Opinión

Buscándole sentido al sentido común

Todas las especies de seres vivos que poblamos este planeta hemos estado predestinados a adaptarnos al medio en el que nos ha tocado nacer, incluso aunque ese medio no fuese el óptimo.

Sabido es que la adaptación al medio ayuda a sobrevivir, de lo contrario, no habrá garantías de vidas posibles. Así lo hace el reino vegetal y el animal desde que el mundo es mundo.

También lo hacemos nosotros, los humanos, aunque en nuestro caso existe otro componente: el de adaptarnos como personas al entorno que nos rodea, el mismo que nos irá moldeando mientras se va estructurando nuestra personalidad.

Dentro de esa sociedad a la que empezamos a pertenecer desde el comienzo de nuestra vida, existen normas ya establecidas, creadas para permitir una organización civilizada, la que ayudará a la convivencia.

La sociedad nos aporta comodidades y, a la vez, nos exige el cumplimiento de sus normas, esas que son comunes para todos.

Es así como pasamos a tener un comportamiento colectivo desde el que nos rige una misma cultura con determinadas exigencias, lo que solemos llamar «conductas lógicas de ciudadanos». Ellas son las que impulsan el entendimiento de la mayoría.

Ese entendimiento lo basamos en lo que se ha denominado «sentido común», que se resume en actuaciones de manera que coincidamos los humanos desde nuestro proceder.

Coincidir con el resto, de eso se trata el hecho de actuar colectivamente en idéntica dirección, lo cual mejora las relaciones humanas debido a que, si quienes nos rodean están advertidos de cómo serán nuestras actuaciones y, a su vez, nosotros de las suyas, todo va a transcurrir dentro de un carril permitido por esa sociedad que es la que nos induce a mantener la cordura.

Dicen que es precisamente la cordura la que nos aporta las dosis de sentido común (a unos más que a otros. En cambio, si carecemos de sentido común, podríamos ser vistos como «rebeldes».

Si llegásemos al meollo de ésta cuestión, quizás deberíamos plantearnos hasta qué punto nuestras ideas y nuestras acciones son totalmente espontáneas o, por lo contrario, pudieran estar dirigidas indirectamente por el sistema establecido dentro del cual nos movemos. Dicen que el ambiente condiciona y, en parte, es así.
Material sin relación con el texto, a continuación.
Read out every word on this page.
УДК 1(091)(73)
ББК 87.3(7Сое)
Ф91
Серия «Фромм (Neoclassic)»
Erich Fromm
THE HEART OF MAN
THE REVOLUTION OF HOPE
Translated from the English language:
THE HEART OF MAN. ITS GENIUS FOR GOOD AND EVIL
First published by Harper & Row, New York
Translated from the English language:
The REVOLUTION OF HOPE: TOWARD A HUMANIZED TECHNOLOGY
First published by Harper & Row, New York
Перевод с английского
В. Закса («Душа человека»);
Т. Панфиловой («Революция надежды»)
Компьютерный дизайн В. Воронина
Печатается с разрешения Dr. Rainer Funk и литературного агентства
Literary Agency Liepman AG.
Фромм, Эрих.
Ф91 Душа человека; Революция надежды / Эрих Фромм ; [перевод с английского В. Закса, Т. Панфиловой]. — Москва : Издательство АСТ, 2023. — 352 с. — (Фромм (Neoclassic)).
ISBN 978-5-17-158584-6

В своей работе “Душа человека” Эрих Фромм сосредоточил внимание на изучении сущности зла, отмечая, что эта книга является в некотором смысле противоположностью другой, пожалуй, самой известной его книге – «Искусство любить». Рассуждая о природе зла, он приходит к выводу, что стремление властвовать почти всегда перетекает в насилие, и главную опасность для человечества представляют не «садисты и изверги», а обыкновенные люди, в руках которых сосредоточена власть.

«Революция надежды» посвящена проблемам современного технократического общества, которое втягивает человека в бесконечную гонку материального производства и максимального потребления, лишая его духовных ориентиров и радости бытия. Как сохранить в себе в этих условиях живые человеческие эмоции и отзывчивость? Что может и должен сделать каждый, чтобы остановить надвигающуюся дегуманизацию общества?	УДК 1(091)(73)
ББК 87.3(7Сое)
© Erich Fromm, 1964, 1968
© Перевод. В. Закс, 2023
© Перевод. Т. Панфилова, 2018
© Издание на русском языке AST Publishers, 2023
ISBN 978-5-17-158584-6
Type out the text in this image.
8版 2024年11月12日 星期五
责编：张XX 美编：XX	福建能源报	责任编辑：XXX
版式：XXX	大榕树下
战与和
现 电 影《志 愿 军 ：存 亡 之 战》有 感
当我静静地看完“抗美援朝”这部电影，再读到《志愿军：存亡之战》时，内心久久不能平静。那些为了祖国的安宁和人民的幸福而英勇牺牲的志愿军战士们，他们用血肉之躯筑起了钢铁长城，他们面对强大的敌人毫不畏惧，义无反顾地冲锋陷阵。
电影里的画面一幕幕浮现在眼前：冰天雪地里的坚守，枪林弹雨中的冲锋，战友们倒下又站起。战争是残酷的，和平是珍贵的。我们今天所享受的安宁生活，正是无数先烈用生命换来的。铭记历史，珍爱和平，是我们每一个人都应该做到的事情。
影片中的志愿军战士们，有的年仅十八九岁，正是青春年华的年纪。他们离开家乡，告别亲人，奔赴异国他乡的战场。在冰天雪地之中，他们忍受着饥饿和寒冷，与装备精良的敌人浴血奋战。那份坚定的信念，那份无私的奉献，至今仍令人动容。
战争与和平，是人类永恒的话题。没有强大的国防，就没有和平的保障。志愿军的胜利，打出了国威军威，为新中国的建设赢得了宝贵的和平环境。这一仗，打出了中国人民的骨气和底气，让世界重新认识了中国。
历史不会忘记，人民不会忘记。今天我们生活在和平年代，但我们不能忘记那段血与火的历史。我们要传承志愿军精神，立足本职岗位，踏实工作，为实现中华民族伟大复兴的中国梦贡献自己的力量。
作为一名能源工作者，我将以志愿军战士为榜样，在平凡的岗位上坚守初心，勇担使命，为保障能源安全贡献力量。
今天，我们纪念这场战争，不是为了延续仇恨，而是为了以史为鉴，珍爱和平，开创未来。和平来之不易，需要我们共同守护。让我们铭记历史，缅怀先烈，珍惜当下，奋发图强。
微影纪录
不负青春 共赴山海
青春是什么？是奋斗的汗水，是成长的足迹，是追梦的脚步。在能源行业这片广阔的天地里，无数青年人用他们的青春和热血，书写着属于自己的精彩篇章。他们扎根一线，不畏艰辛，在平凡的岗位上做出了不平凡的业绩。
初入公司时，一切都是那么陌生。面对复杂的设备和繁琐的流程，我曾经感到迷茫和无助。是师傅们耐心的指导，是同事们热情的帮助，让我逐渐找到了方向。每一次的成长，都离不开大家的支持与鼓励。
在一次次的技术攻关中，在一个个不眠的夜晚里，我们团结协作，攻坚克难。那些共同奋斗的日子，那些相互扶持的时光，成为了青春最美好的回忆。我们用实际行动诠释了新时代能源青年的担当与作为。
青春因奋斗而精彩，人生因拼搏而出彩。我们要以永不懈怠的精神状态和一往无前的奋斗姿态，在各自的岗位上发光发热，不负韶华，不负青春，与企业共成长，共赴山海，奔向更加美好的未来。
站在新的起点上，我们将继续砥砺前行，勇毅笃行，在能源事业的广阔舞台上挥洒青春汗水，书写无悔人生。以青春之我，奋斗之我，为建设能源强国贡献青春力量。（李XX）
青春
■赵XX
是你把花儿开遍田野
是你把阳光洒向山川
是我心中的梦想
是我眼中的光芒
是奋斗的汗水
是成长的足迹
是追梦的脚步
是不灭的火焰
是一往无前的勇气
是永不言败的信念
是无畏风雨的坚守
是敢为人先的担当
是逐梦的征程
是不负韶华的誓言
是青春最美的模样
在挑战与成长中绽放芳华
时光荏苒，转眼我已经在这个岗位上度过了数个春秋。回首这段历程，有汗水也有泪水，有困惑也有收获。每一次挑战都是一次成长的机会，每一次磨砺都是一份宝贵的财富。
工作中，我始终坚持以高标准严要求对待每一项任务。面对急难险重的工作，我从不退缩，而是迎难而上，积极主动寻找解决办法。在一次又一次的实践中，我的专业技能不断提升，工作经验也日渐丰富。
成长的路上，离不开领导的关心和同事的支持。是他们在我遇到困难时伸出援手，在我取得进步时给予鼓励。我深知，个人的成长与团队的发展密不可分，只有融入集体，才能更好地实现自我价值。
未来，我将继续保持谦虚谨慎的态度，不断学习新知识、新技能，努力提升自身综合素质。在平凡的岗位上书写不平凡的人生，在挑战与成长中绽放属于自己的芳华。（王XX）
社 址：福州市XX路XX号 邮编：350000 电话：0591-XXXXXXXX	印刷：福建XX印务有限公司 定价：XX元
La pregunta es si se debe actuar siempre a favor de la mirada de otros, y hasta qué punto nosotros nos aceptamos tal cual somos en caso de dar prioridad a la opinión de terceros. 

Al este respecto Aristóteles atribuía a los humanos «una capacidad de percibir de una manera casi idéntica los mismos estímulos sensoriales cuando éstos hacen diana en nuestros sentidos».

Interiorizando esas palabras de Aristóteles, cabe preguntarse si una persona siente exactamente con la intensidad que otra frente a un mismo estímulo.

Si partimos del hecho real de que cada persona tiene percepciones diferentes, porque proviene de problemáticas diferentes, comprobaremos, solo por dar un ejemplo práctico, que un aroma podría resultar agradable si se tiene memoria olfativa y si ese aroma se relaciona con recuerdos de infancia, donde existieron tiernas tardes de juegos en un jardín que olía a esas fragancias.

Ocurre que ese mismo aroma podría llegar a interiorizarse por otra persona como desagradable, aunque no fuese maloliente, porque podría recordarle una sala de tanatorio o a cualquier situación verdaderamente difícil y triste.

Así somos los humanos desde nuestra sensibilidad, personas originales y únicas, incluso si nos unen lazos de sangre o de proximidad, cada persona tiene su propia sensibilidad.

Y, aunque en temas generales se pueda actuar desde la lógica y desde el sentido común, individualmente sentimos cada uno de acuerdo a nuestra particular manera, movidos por circunstancias que solo nos pertenecen a nosotros.

Lo ideal es el convencimiento de apropiarnos de nuestro mundo interior sin permitir interferencias externas, oírnos para reconocernos, más allá de otras opiniones y de otras vivencias.

No es una tarea sencilla, porque, como decía Tales de Mileto:

«La cosa más difícil es conocernos a nosotros mismos, la más fácil es hablar mal de los demás».

De ahí debiera surgir la necesidad de moderarnos en nuestra apreciaciones para con los otros, sin hacer intentos de incitarlos a que sientan de la misma manera que lo hacemos nosotros.

Cada persona es como es y vive y vibra de acuerdo a la intensidad de sus propios sentidos y sentimientos.

La vida es limitada, lo sabemos, dejemos en los demás el recuerdo de nuestra señal de identidad, no nos coloquemos obstáculos mentales a la hora de sentir, no desperdiciemos nuestros sentidos, que para eso están, ¡para exprimir la vida!